Character: Did you say "no ham"?
User: No, I said pepperoni.
Character: Huh?
User: Pepperoni.
Modifying your grammar to include prefixes to handle natural response variations increases the efficiency of the recovery process, especially when the user doesn't confirm the verification prompt. In this example, the confirmation could have been handled in a single step by modifying the grammar for the "pepperoni" by also including "no I said pepperoni", "I said pepperoni", and "no pepperoni".
You can also handle substitution errors using the alternative matches returned by the speech engine as the corrective confirmation:
User: I'd like some pepperoni.
Character: (Hears "no ham" as best match, "pepperoni" as first alternative) Did you say "no ham"?
User: No, pepperoni.
Character: (Still hears "no ham" as best match, but now offers first alternative) "Pepperoni"?
Similarly, you can keep a history of common substitution errors and if a particular error is frequent, offer the alternative the first time.

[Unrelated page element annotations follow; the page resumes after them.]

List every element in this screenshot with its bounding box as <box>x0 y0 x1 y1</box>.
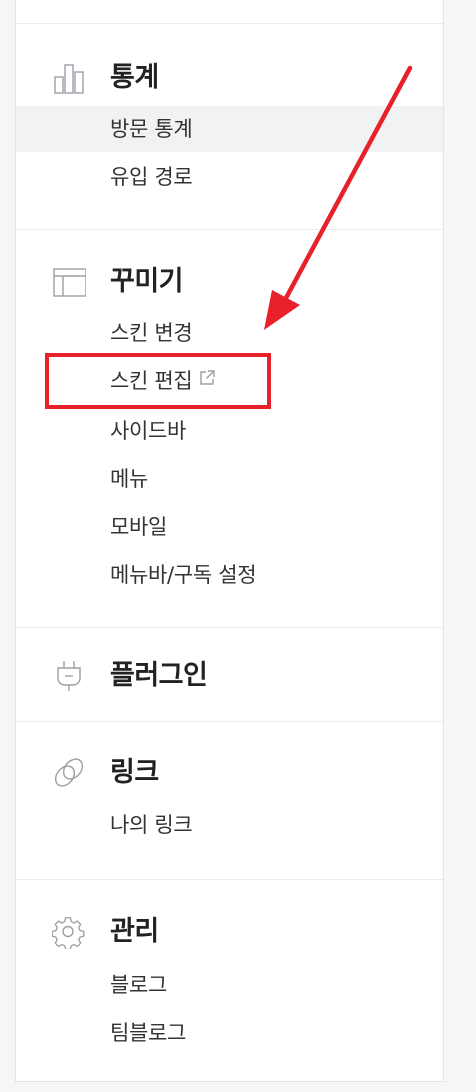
menu-item-mobile[interactable]: 모바일 <box>16 504 443 550</box>
section-header-link[interactable]: 링크 <box>16 752 443 792</box>
plug-icon <box>52 659 86 693</box>
section-title-plugin: 플러그인 <box>110 660 208 691</box>
section-divider <box>16 721 443 722</box>
annotation-highlight-box <box>45 353 271 409</box>
section-divider <box>16 229 443 230</box>
section-divider <box>16 879 443 880</box>
link-icon <box>52 756 86 790</box>
section-title-stats: 통계 <box>110 62 159 93</box>
section-header-customize[interactable]: 꾸미기 <box>16 261 443 301</box>
section-title-link: 링크 <box>110 757 159 788</box>
menu-item-blog[interactable]: 블로그 <box>16 962 443 1008</box>
bar-chart-icon <box>52 61 86 95</box>
section-divider <box>16 627 443 628</box>
section-header-manage[interactable]: 관리 <box>16 911 443 951</box>
menu-item-menu[interactable]: 메뉴 <box>16 456 443 502</box>
menu-item-menubar-subscribe[interactable]: 메뉴바/구독 설정 <box>16 552 443 598</box>
menu-item-sidebar[interactable]: 사이드바 <box>16 408 443 454</box>
section-title-manage: 관리 <box>110 916 159 947</box>
menu-item-team-blog[interactable]: 팀블로그 <box>16 1010 443 1056</box>
layout-icon <box>52 265 86 299</box>
menu-item-my-links[interactable]: 나의 링크 <box>16 802 443 848</box>
section-header-plugin[interactable]: 플러그인 <box>16 655 443 695</box>
section-header-stats[interactable]: 통계 <box>16 57 443 97</box>
menu-item-skin-change[interactable]: 스킨 변경 <box>16 310 443 356</box>
menu-item-referrer[interactable]: 유입 경로 <box>16 154 443 200</box>
settings-sidebar: 통계 방문 통계 유입 경로 꾸미기 스킨 변경 스킨 편집 사이드바 메뉴 모… <box>15 0 444 1082</box>
section-divider <box>16 23 443 24</box>
section-title-customize: 꾸미기 <box>110 266 184 297</box>
gear-icon <box>52 915 86 949</box>
menu-item-visit-stats[interactable]: 방문 통계 <box>16 106 443 152</box>
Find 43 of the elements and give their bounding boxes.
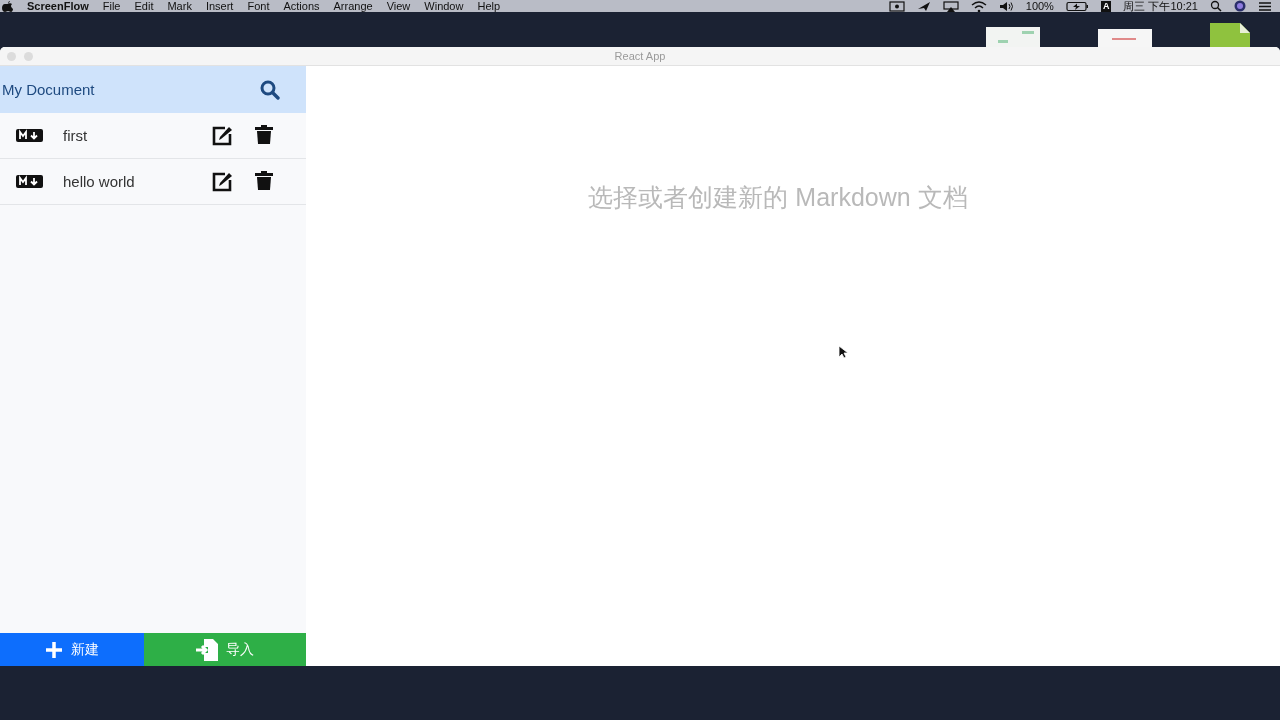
menu-item[interactable]: File [102,0,121,12]
apple-icon[interactable] [2,0,13,12]
menu-item[interactable]: Font [247,0,270,12]
menu-item[interactable]: View [386,0,411,12]
markdown-icon [16,175,43,188]
trash-icon[interactable] [255,171,273,190]
search-icon[interactable] [260,79,280,100]
file-list-item[interactable]: hello world [0,159,306,205]
siri-icon[interactable] [1234,0,1246,12]
file-title: hello world [63,173,136,190]
file-list-item[interactable]: first [0,113,306,159]
menu-item[interactable]: Insert [205,0,234,12]
plus-icon [45,640,63,659]
spreadsheet-file-icon [1210,23,1250,47]
empty-state-message: 选择或者创建新的 Markdown 文档 [588,182,968,213]
menu-app-name[interactable]: ScreenFlow [27,0,89,12]
menu-item[interactable]: Edit [134,0,154,12]
edit-icon[interactable] [211,171,233,192]
new-file-button[interactable]: 新建 [0,633,144,666]
file-import-icon [196,638,218,661]
mouse-cursor-icon [838,345,849,359]
edit-icon[interactable] [211,125,233,146]
menu-item[interactable]: Help [477,0,501,12]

In any recognition error situation, avoid blaming the user. If the character suggests or even implies that the user is to blame, or the character seems indifferent to the error, the user may become offended. Here also, carefully choose wording that explicitly accepts responsibility, is appropriate to the situation, and uses variety to create a more natural response. When expressing an apology, avoid ambiguous words like "oops" or "uh-oh" that could be interpreted as blaming the user. Instead, use phrases like "I'm sorry" or "My mistake." Repeated or more serious errors might use a more elaborate apology like "I am really sorry about that." Also consider the personality of the character when determining the type of response. Another option is to blame an external situation. Comments such as, "Boy, it's noisy out there," take the blame away from the user and the character. Reminding the user of the cooperative nature of the interaction may be helpful as well: consider phrases such as, "Let's see what we can do to make this work."
Microsoft Agent also supports some automatic feedback for recognition. When an utterance is detected, the Listening Tip displays the voice text of the best match heard. You can set your own text to display based on the confidence setting for a command you define.
Because of error potential, always require confirmation for any choices that have serious negative consequences and are irreversible. Naturally, you'll want to require confirmation when the results of an action could be destructive. However, consider also requiring confirmation for situations that abort any lengthy process or operation.